Schaler Sieg
Von Reinhard Lauterbach
War vom Gerichtshof der Europäischen Union (EuGH) irgendein anderes Urteil zur Abgrenzung der Kompetenzen zwischen nationalem und EU-Recht zu erwarten? Nein. Dass eine der Institutionen der EU den Vorrang von deren Recht betont, dürfte eine Binse sein. Das Urteil gegen die polnische Justiz kann sich auf den Text der Beitrittsverträge berufen, mit deren Unterzeichnung alle Mitgliedstaaten den Vorrang des EU-Rechts anerkannt haben.
Und jetzt?

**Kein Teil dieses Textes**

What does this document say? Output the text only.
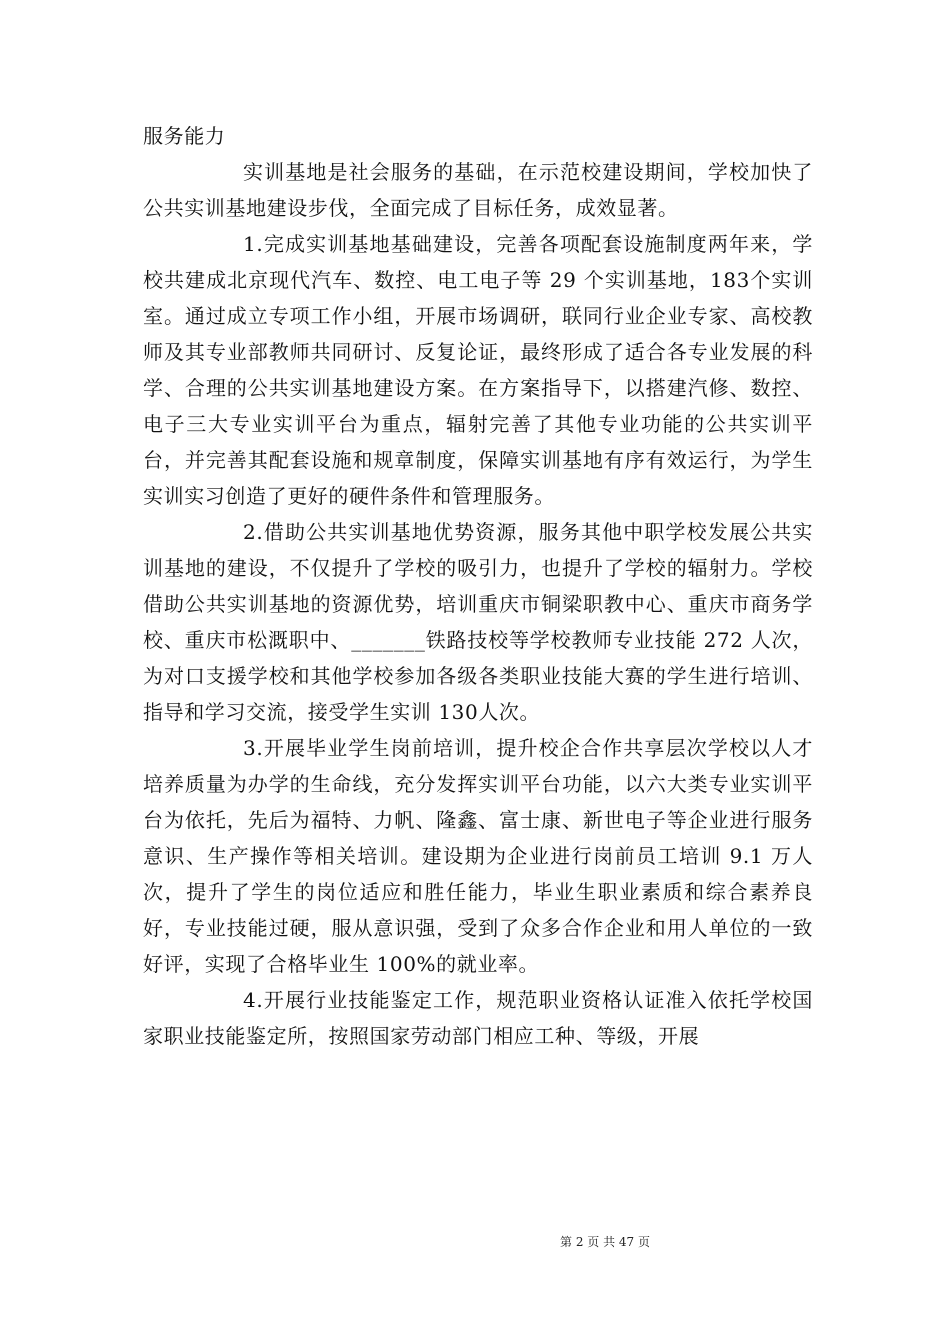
服务能力

实训基地是社会服务的基础，在示范校建设期间，学校加快了公共实训基地建设步伐，全面完成了目标任务，成效显著。

1.完成实训基地基础建设，完善各项配套设施制度两年来，学校共建成北京现代汽车、数控、电工电子等 29 个实训基地，183个实训室。通过成立专项工作小组，开展市场调研，联同行业企业专家、高校教师及其专业部教师共同研讨、反复论证，最终形成了适合各专业发展的科学、合理的公共实训基地建设方案。在方案指导下，以搭建汽修、数控、电子三大专业实训平台为重点，辐射完善了其他专业功能的公共实训平台，并完善其配套设施和规章制度，保障实训基地有序有效运行，为学生实训实习创造了更好的硬件条件和管理服务。

2.借助公共实训基地优势资源，服务其他中职学校发展公共实训基地的建设，不仅提升了学校的吸引力，也提升了学校的辐射力。学校借助公共实训基地的资源优势，培训重庆市铜梁职教中心、重庆市商务学校、重庆市松溉职中、_______铁路技校等学校教师专业技能 272 人次，为对口支援学校和其他学校参加各级各类职业技能大赛的学生进行培训、指导和学习交流，接受学生实训 130人次。

3.开展毕业学生岗前培训，提升校企合作共享层次学校以人才培养质量为办学的生命线，充分发挥实训平台功能，以六大类专业实训平台为依托，先后为福特、力帆、隆鑫、富士康、新世电子等企业进行服务意识、生产操作等相关培训。建设期为企业进行岗前员工培训 9.1 万人次，提升了学生的岗位适应和胜任能力，毕业生职业素质和综合素养良好，专业技能过硬，服从意识强，受到了众多合作企业和用人单位的一致好评，实现了合格毕业生 100%的就业率。

4.开展行业技能鉴定工作，规范职业资格认证准入依托学校国家职业技能鉴定所，按照国家劳动部门相应工种、等级，开展

第 2 页 共 47 页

Das Luxemburger Urteil bestätigt die Rechtsauffassung der Tusk-Regierung, aber es löst keines der Probleme, die Polens Justiz seit den »Reformen« der von 2015–2023 amtierenden PiS-Regierung hat. Etwa ein Drittel der polnischen Richter sind in diesen acht PiS-Jahren ernannt worden. Ist jetzt eine durch eine Familienrichterin dieser Generation ausgesprochene Scheidung unwirksam, weil sie unter Verletzung von Formalien, die kein normaler Bürger versteht, ins Amt gekommen ist und deshalb im Lichte des EU-Rechts »kein Richter ist«? Schon jetzt erreicht die Dauer der laufenden Verfahren vor polnischen Gerichten Rekordwerte. Will Justizminister Waldemar Żurek alle Konsequenzen aus dem Luxemburger Urteil ziehen, wird sich daran so schnell nichts ändern. Denn ein Drittel der polnischen Richter davon auszuschließen, was ihres Amtes ist, ist nicht nur praktisch kaum durchführbar, ohne die Justiz endgültig lahmzulegen. Es wirft auch die Frage auf, wie mit Kandidaten für Richterämter umgegangen werden soll, deren Lebensalter dazu führte, dass sie eben von einem PiS-Justizminister ernannt worden sind. Hier dürfte der Vorwurf einer Benachteiligung im Lichte der – wohlgemerkt auf EU-Recht beruhenden - Antidiskriminierungsrichtlinie nicht weit hergeholt sein.
Und das sind nur die praktischen Schwierigkeiten. Gut: Luxemburg hat entschieden, dass europäisches Recht Vorrang vor polnischem genießt. Und das polnische Verfassungsgericht, besetzt mit PiS-Funktionären im Justizdienst, sieht es genau andersherum. Über dem Verfassungsgericht steht juristisch niemand mehr, moralisch vielleicht der in Polen gern beschworene Herrgott und politisch der Präsident. Was, wenn der die zahllosen neuen Nominierungen, Versetzungen und Degradierungen, die die Justizreform in der Durchführung voraussetzt, nicht unterschreibt? Dauerclinch droht, und der ist nicht produktiv.
Und der Verweis auf die 2004 beim EU-Beitritt eingegangenen Verpflichtungen könnte ganz schnell nach hinten losgehen: Die Zahl der Anhänger der polnischen EU-Mitgliedschaft ist seit 2022 von knapp 80 auf jetzt etwas über 60 Prozent zurückgegangen, die Zahl der Befürworter eines Polexits dagegen auf inzwischen gut 25 Prozent gestiegen. Und die polnischen Rechtsparteien agitieren immer offener für den polnischen Austritt. Er kann bei entsprechenden Mehrheiten vom Sejm mit einfacher Mehrheit beschlossen werden. Und dann?